La historia es un péndulo que va y viene.
El presidente del Watergate es reivindicado en vídeos virales en las redes
La historia es un péndulo que va y viene.
Richard Nixon, el presidente más denostado de la historia reciente de Estados Unidos, por corrupto y conspirador, acusaciones fehacientemente demostradas en el caso Watergate de espionaje a los demócratas que le costaron el cargo en 1974, se ha convertido en trending topic entre jóvenes conservadores de EE.UU.
Allá donde había un delincuente político –y sigue habiéndolo para el grueso de historiadores y analistas–, ellos han descubierto a un héroe, y al precursor del movimiento MAGA. La víctima más sonada de las cloacas del Estado, según dicen.
El fenómeno se ha bautizado como Nixonmaxxing , que se traduciría como llevar las tácticas de Nixon al extremo.
“¿Está Nixon protagonizando el mayor regreso político póstumo de la historia?”, plantea un fan en el comentario a un vídeo colgado recientemente en Instagram. Es una tendencia. Las grabaciones con imágenes de archivo del 37 presidente de EE.UU., acompañadas de música rap de artistas como Drake y Biggie Smalls, se están haciendo virales en Instagram y YouTube.
En una de ellas, un discurso sobre la grandeza de Estados Unidos que se desvanece para dar paso a Sweet Child O’ Mine , de Guns N’ Roses. Emergen breves imágenes de Nixon acompañadas por Great Balls of Fire , de Jerry Lee Lewis. También existe un montaje de vídeos de Nixon con la canción británica de synth-pop de los años ochenta The Promise como banda sonora.
Los influencers lucen gorras, sudaderas de cuello redondo y riñoneras con mensajes como “Chicas guapas por Nixon” y “Nixon ahora más que nunca”. Las gorras con la inscripción Nixonmaxxing se agotaron al poco de salir a la venta.

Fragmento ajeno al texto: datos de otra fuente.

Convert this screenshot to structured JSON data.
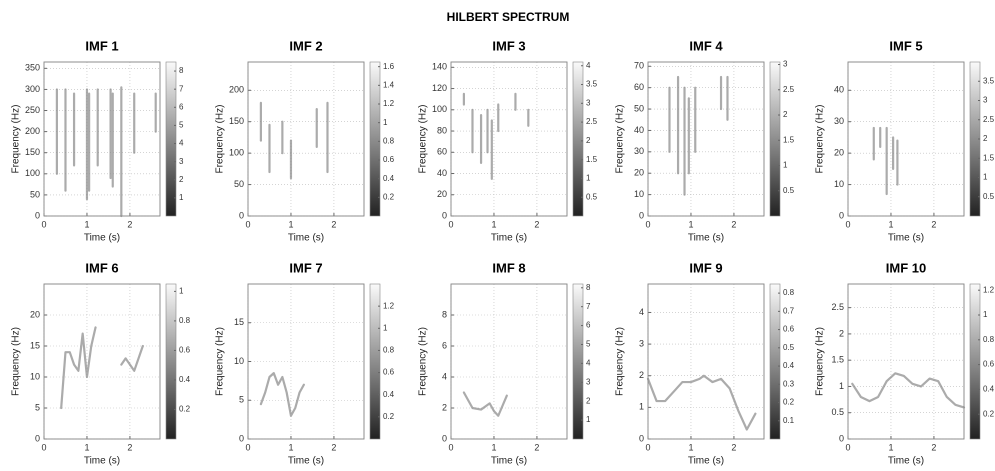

La Fundación Nixón juega un papel esencial, pero nadie duda de que detrás de todo se halla Trump
La fama viral en el 2026 supone, sin duda, un giro irónico para Nixon, que siempre sintió que los chicos modernos lo despreciaban. “Mientras los medios tradicionales se desvivían por Kennedy y su Camelot, la imagen de Nixon era la de aquel hijo de un tendero, con barba de varios días, que se secaba continuamente el sudor de la frente”, sostiene Matt K. Lewis, comentarista conservador moderado.
“Ya no. En la era de las redes sociales, personas de clase media y con afán de prosperar como Nixon pueden saltarse los medios tradicionales y convertirse en protagonistas de vídeos cortos favorecedores que los hacen parecer guais”, añade en un artículo publicado en el digital Notus.org .
La Fundación Nixon, creada en el 2007 para administrar la biblioteca del expresidente, destaca por su habilidad para manejar las redes sociales y la elaboración de esos vídeos virales, pero nadie duda de que detrás del Nixonmaxxing existe una estrategia sofisticada de marketing.
“Los jóvenes no empiezan a interesarse por alguien como Nixon solo por unos cuantos vídeos ingeniosos. Tampoco se trata únicamente de un arrebato de nostalgia, como el inevitable regreso de los pantalones de campana. Y tampoco puede explicarse del todo como una forma de rebeldía juvenil disfrazada de ironía distante. Debe haber otra razón de fondo por la que los jóvenes republicanos de hoy quieren rehabilitar la figura de Nixon”, recalca Lewis.
Como de costumbre, la respuesta tiene que ver con Donald Trump. Los dos presidentes tienen algunas cosas en común. Si se rehabilita la figura de Nixon, en el proceso se normaliza y se encumbra a Trump.
Para la nueva derecha, apuntan los expertos, el referente de Ronald Reagan ha quedado desfasado por positivo e institucional. Tal como están las cosas, el modelo Nixon, que fue el que abrió la relación con la China de Mao, se basa en el realismo político, la dureza, el nacionalismo del América Primero, la desconfianza en las élites y una visión bastante cínica del poder.
¿El Watergate? Si existió, fue cosas de las cloacas del Estado. Como señala el vicepresidente J.D. Vance, ese escandalo “habría sido hoy noticia de 12 horas”. Le sorprende que pudiera acabar con un presidente.
Dentro de esa corriente de rehabilitación, se entiende que la dirección del Departamento de Justicia, que tras el Watergate adoptó medidas para garantizar su independencia respecto a la Casa Blanca, recaiga desde este sábado en Todd Blanche, abogado personal de Trump y defensor del falso robo electoral de las presidenciales del 2020.
En su artículo, Lewis hace una apostilla final en defensa del presidente defenestrado: “Comparado con Trump, Richard Nixon era un hombre muy bueno”.